When the world had stopped spinning enough Giles opened his eyes and stared at the ceiling. "Ow," he muttered. He could vaguely hear a shuffling noise off to one side and then suddenly a large sad face came into view. It was framed with red hair and regarded him with sorrowful eyes and a remorseful grin that contained a lot of yellow teeth. "Ook," said the apparition.
"No, no, all my fault," replied Giles as he blinked dazedly and then shook his head to get rid of the clanging in his ears. " I should have been looking where I was going. I think that the thaumometer reading must have been a bit off."
A pair of red hands reached out and gently but firmly picked him up and dusted him off, before turning to the task of carefully collecting up the scattered books. Giles adjusted his glasses and peered at the figure. "Good God," he said after a moment, "It's you! I haven't seen you since that business in Constantinople."
The red figure stooped and looked at him carefully before showing even more teeth and waving a finger the size of a banana under his hose. "Eeek!" It said excitedly and shook him by the hand. Then: "Ook?"
"Well it was a few years ago," said Giles defensively as he scratched the grey hair at his temples. "Plus I am a full-time Watcher now, with a Slayer who'd make anyone's hair turn not grey but white. Plus there's a Jedi Knight here and a werewolf."
The figure nodded sympathetically and then started to pile up the scattered books again, pausing to run a sorrowful finger over a cracked spine. "Ook."
Giles sighed and took the book. "I'll get it rebound," he sighed. "They do terrible things to their books here, you know. One came back the other day with a dried frog as a bookmark. Another had some kind of cheese in it. Rinjswand or something like that."
"Ook!" said the figure mournfully and then picked up the stack of books effortlessly. Then it looked around. "Ook?"
"I'm afraid not," said the Watcher. "Londinium's almost on the other side of the planet.
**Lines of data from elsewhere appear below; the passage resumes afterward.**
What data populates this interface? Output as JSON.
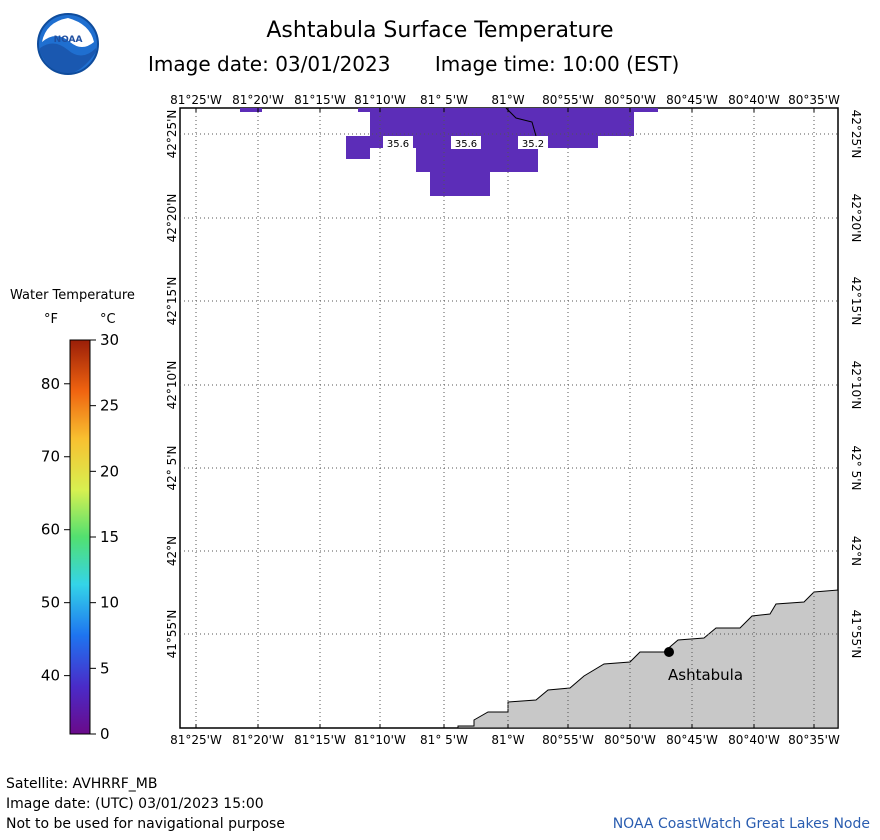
{
  "header": {
    "title": "Ashtabula Surface Temperature",
    "image_date": "Image date: 03/01/2023",
    "image_time": "Image time: 10:00 (EST)"
  },
  "logo": {
    "text": "NOAA"
  },
  "legend": {
    "title": "Water Temperature",
    "unit_f": "°F",
    "unit_c": "°C",
    "fahrenheit_ticks": [
      "80",
      "70",
      "60",
      "50",
      "40"
    ],
    "celsius_ticks": [
      "30",
      "25",
      "20",
      "15",
      "10",
      "5",
      "0"
    ]
  },
  "map": {
    "lon_labels": [
      "81°25'W",
      "81°20'W",
      "81°15'W",
      "81°10'W",
      "81° 5'W",
      "81°W",
      "80°55'W",
      "80°50'W",
      "80°45'W",
      "80°40'W",
      "80°35'W"
    ],
    "lat_labels": [
      "42°25'N",
      "42°20'N",
      "42°15'N",
      "42°10'N",
      "42° 5'N",
      "42°N",
      "41°55'N"
    ],
    "temperature_labels": [
      "35.6",
      "35.6",
      "35.2"
    ],
    "city": "Ashtabula",
    "colors": {
      "water_ice": "#5c2db8",
      "land": "#c8c8c8"
    }
  },
  "footer": {
    "satellite": "Satellite: AVHRRF_MB",
    "utc_date": "Image date: (UTC) 03/01/2023  15:00",
    "disclaimer": "Not to be used for navigational purpose",
    "credit": "NOAA CoastWatch Great Lakes Node"
  }
}
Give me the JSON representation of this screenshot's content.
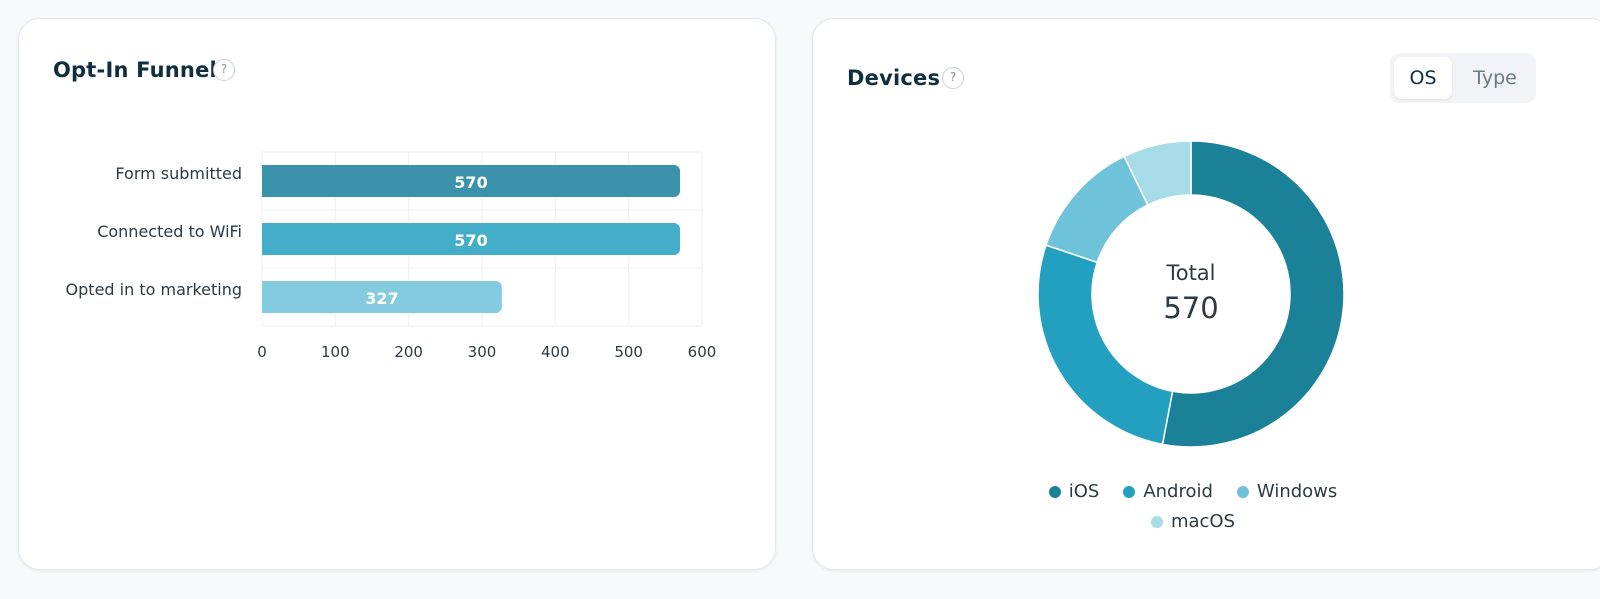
{
  "funnel": {
    "title": "Opt-In Funnel",
    "help": "?",
    "chart_data": {
      "type": "bar",
      "orientation": "horizontal",
      "categories": [
        "Form submitted",
        "Connected to WiFi",
        "Opted in to marketing"
      ],
      "values": [
        570,
        570,
        327
      ],
      "value_labels": [
        "570",
        "570",
        "327"
      ],
      "xlim": [
        0,
        600
      ],
      "xticks": [
        0,
        100,
        200,
        300,
        400,
        500,
        600
      ],
      "colors": [
        "#3a93aa",
        "#44aec9",
        "#84cbe0"
      ],
      "grid": true
    }
  },
  "devices": {
    "title": "Devices",
    "help": "?",
    "toggle": {
      "os_label": "OS",
      "type_label": "Type",
      "selected": "OS"
    },
    "chart_data": {
      "type": "pie",
      "donut": true,
      "center_label": "Total",
      "center_value": "570",
      "slices": [
        {
          "name": "iOS",
          "value": 302,
          "color": "#1b8199"
        },
        {
          "name": "Android",
          "value": 155,
          "color": "#23a0bf"
        },
        {
          "name": "Windows",
          "value": 72,
          "color": "#6ec3da"
        },
        {
          "name": "macOS",
          "value": 41,
          "color": "#a6dbe8"
        }
      ],
      "legend_position": "bottom"
    }
  }
}
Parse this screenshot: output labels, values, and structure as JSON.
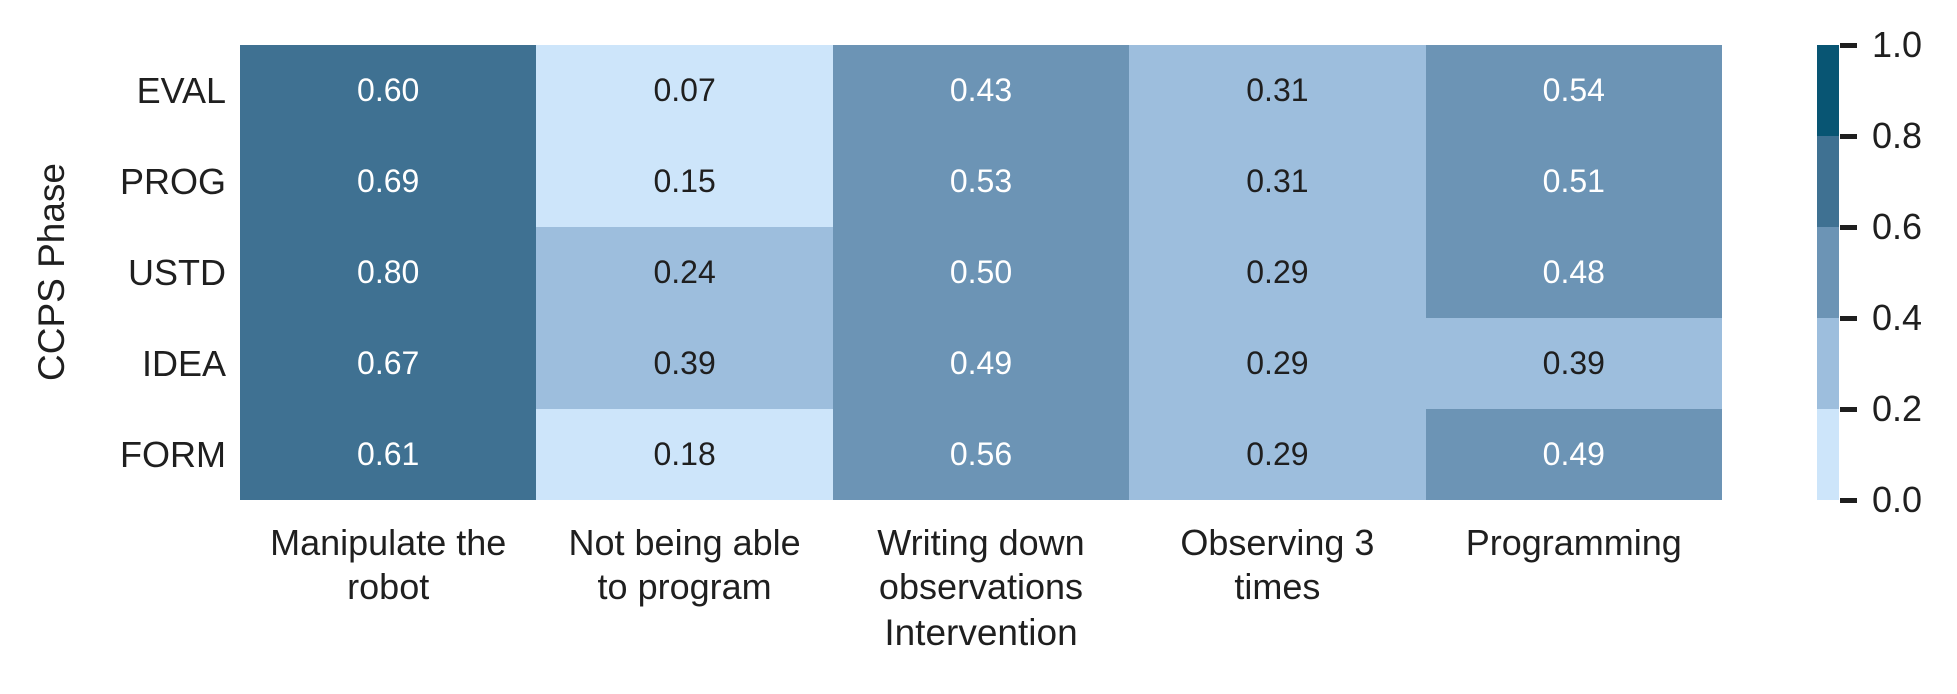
{
  "accent_text_color": "#1f1f1f",
  "chart_data": {
    "type": "heatmap",
    "title": "",
    "xlabel": "Intervention",
    "ylabel": "CCPS Phase",
    "rows": [
      "EVAL",
      "PROG",
      "USTD",
      "IDEA",
      "FORM"
    ],
    "columns": [
      {
        "label": "Manipulate the robot",
        "lines": [
          "Manipulate the",
          "robot"
        ]
      },
      {
        "label": "Not being able to program",
        "lines": [
          "Not being able",
          "to program"
        ]
      },
      {
        "label": "Writing down observations",
        "lines": [
          "Writing down",
          "observations"
        ]
      },
      {
        "label": "Observing 3 times",
        "lines": [
          "Observing 3",
          "times"
        ]
      },
      {
        "label": "Programming",
        "lines": [
          "Programming"
        ]
      }
    ],
    "values": [
      [
        0.6,
        0.07,
        0.43,
        0.31,
        0.54
      ],
      [
        0.69,
        0.15,
        0.53,
        0.31,
        0.51
      ],
      [
        0.8,
        0.24,
        0.5,
        0.29,
        0.48
      ],
      [
        0.67,
        0.39,
        0.49,
        0.29,
        0.39
      ],
      [
        0.61,
        0.18,
        0.56,
        0.29,
        0.49
      ]
    ],
    "value_decimals": 2,
    "vmin": 0.0,
    "vmax": 1.0,
    "grid": false,
    "legend_position": "right-colorbar",
    "colorbar": {
      "tick_labels": [
        "1.0",
        "0.8",
        "0.6",
        "0.4",
        "0.2",
        "0.0"
      ],
      "band_colors_low_to_high": [
        "#cde5fa",
        "#9dbedd",
        "#6c94b5",
        "#3f7192",
        "#085573"
      ],
      "band_thresholds": [
        0.2,
        0.4,
        0.6,
        0.8
      ]
    },
    "cell_text_color_light": "#ffffff",
    "cell_text_color_dark": "#1f1f1f"
  }
}
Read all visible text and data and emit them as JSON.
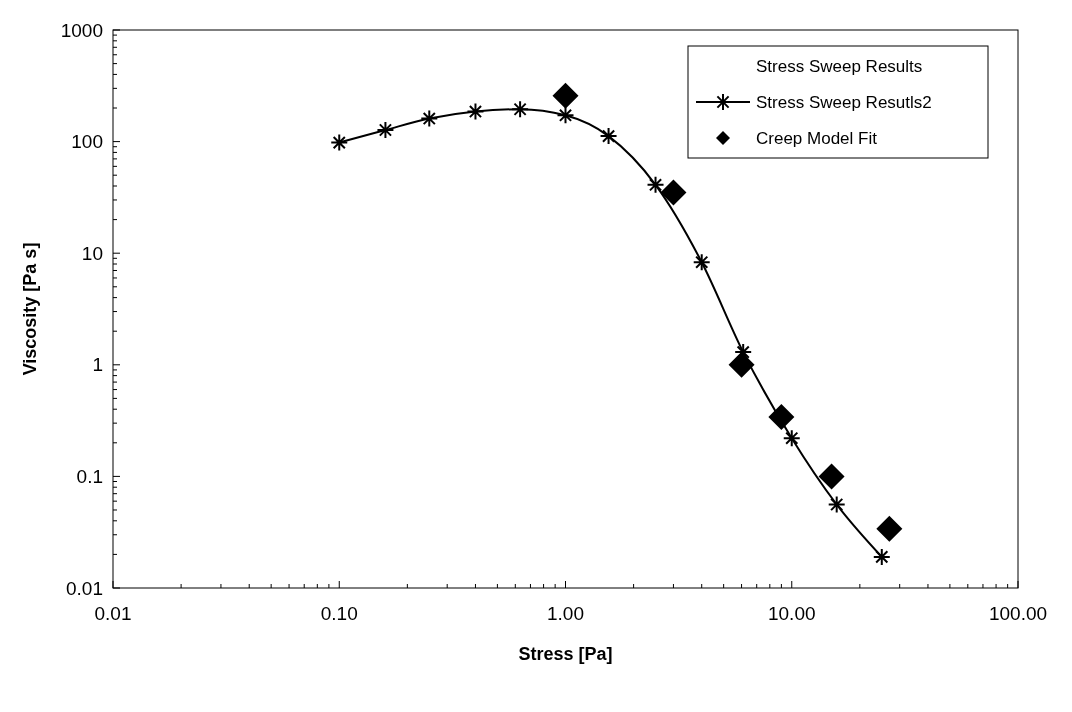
{
  "chart_data": {
    "type": "line",
    "xlabel": "Stress [Pa]",
    "ylabel": "Viscosity [Pa s]",
    "legend_title": "Stress Sweep Results",
    "log": "xy",
    "grid": false,
    "legend": "top right",
    "xlim": [
      0.01,
      100
    ],
    "xticks": [
      0.01,
      {
        "value": 0.1,
        "label": "0.10"
      },
      {
        "value": 1,
        "label": "1.00"
      },
      {
        "value": 10,
        "label": "10.00"
      },
      {
        "value": 100,
        "label": "100.00"
      }
    ],
    "ylim": [
      0.01,
      1000
    ],
    "yticks": [
      0.01,
      0.1,
      1,
      10,
      100,
      1000
    ],
    "series": [
      {
        "name": "Stress Sweep Resutls2",
        "marker": "cross",
        "color": "#000000",
        "x": [
          0.1,
          0.16,
          0.25,
          0.4,
          0.63,
          1.0,
          1.55,
          2.5,
          4.0,
          6.1,
          10,
          15.8,
          25
        ],
        "values": [
          98,
          127,
          161,
          186,
          195,
          172,
          112,
          41,
          8.3,
          1.3,
          0.22,
          0.056,
          0.019
        ]
      },
      {
        "name": "Creep Model Fit",
        "type": "scatter",
        "marker": "diamond",
        "color": "#000000",
        "x": [
          1.0,
          3.0,
          6.0,
          9.0,
          15,
          27
        ],
        "values": [
          258,
          35,
          1.0,
          0.34,
          0.1,
          0.034
        ]
      }
    ]
  }
}
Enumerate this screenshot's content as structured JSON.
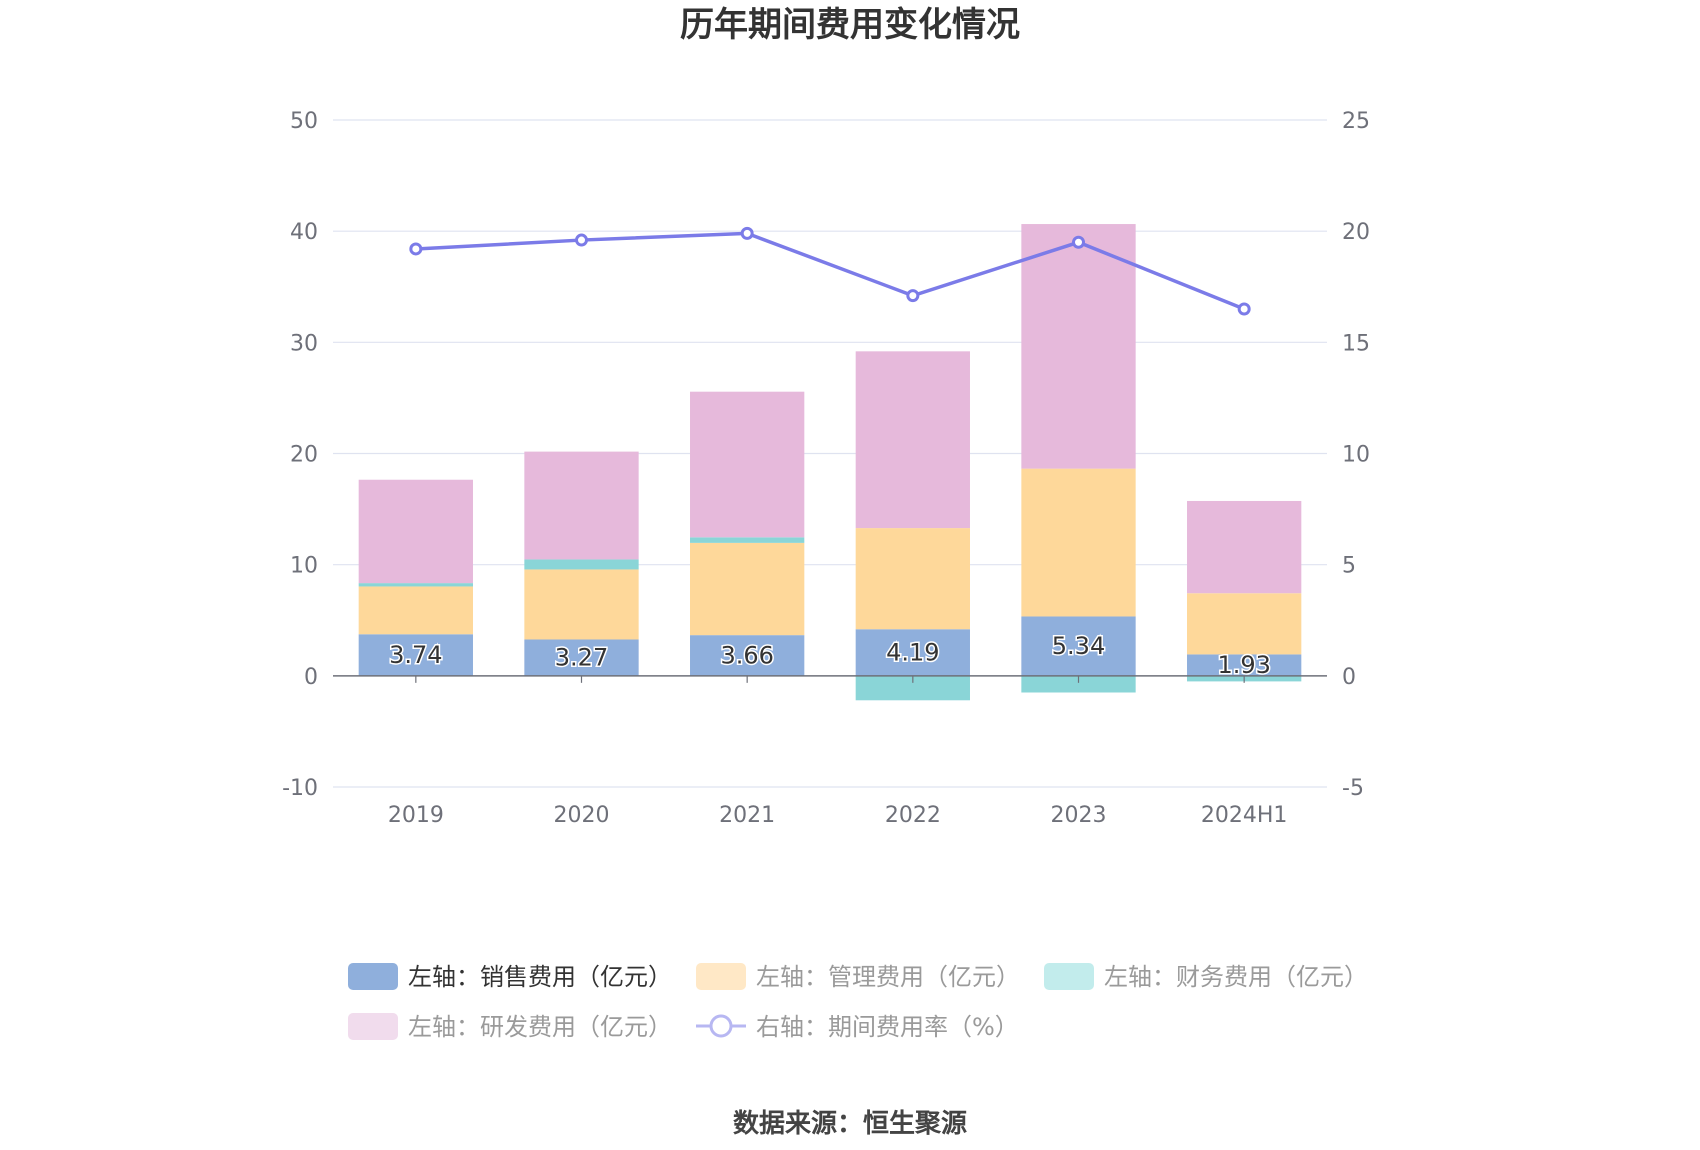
{
  "chart_data": {
    "type": "bar",
    "title": "历年期间费用变化情况",
    "categories": [
      "2019",
      "2020",
      "2021",
      "2022",
      "2023",
      "2024H1"
    ],
    "left_axis": {
      "ylim": [
        -10,
        50
      ],
      "ticks": [
        "-10",
        "0",
        "10",
        "20",
        "30",
        "40",
        "50"
      ]
    },
    "right_axis": {
      "ylim": [
        -5,
        25
      ],
      "ticks": [
        "-5",
        "0",
        "5",
        "10",
        "15",
        "20",
        "25"
      ]
    },
    "series": [
      {
        "name": "左轴：销售费用（亿元）",
        "kind": "bar",
        "axis": "left",
        "color": "#8fafdc",
        "values": [
          3.74,
          3.27,
          3.66,
          4.19,
          5.34,
          1.93
        ],
        "labels": [
          "3.74",
          "3.27",
          "3.66",
          "4.19",
          "5.34",
          "1.93"
        ]
      },
      {
        "name": "左轴：管理费用（亿元）",
        "kind": "bar",
        "axis": "left",
        "color": "#fed89a",
        "values": [
          4.3,
          6.3,
          8.3,
          9.1,
          13.3,
          5.5
        ]
      },
      {
        "name": "左轴：财务费用（亿元）",
        "kind": "bar",
        "axis": "left",
        "color": "#8ad5d7",
        "values": [
          0.3,
          0.9,
          0.5,
          -2.2,
          -1.5,
          -0.5
        ]
      },
      {
        "name": "左轴：研发费用（亿元）",
        "kind": "bar",
        "axis": "left",
        "color": "#e6b9db",
        "values": [
          9.3,
          9.7,
          13.1,
          15.9,
          22.0,
          8.3
        ]
      },
      {
        "name": "右轴：期间费用率（%）",
        "kind": "line",
        "axis": "right",
        "color": "#7b7be8",
        "values": [
          19.2,
          19.6,
          19.9,
          17.1,
          19.5,
          16.5
        ]
      }
    ],
    "legend_position": "bottom",
    "grid": true
  },
  "source_text": "数据来源：恒生聚源"
}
No, this is Sunnydale. Thing is, it's a hellmouth as well, which I help to guard-"
"-yes, I know, you can never get the stains out and the drycleaning's a bugger, but, um, I'd say that the hellmouth might have had an effect on your trip through L-space."
"Ook," said the figure in a very small voice.
"Yes, I head about the boots as well. I always did wonder what happened to him. Well at least you know enough now to avoid that reality on your trip."
The figure thought hard and then nodded. "Ook," it said in a more cheerful voice. Then it looked at the books, transferred them to its feet and climbed up the stacks with its forearms along. "Ook?"
Giles smiled. "Thank you very much. I never did have the reach to put away some of the books on those taller shelves. This way?"
The two librarians moved off deeper into the heart of the library.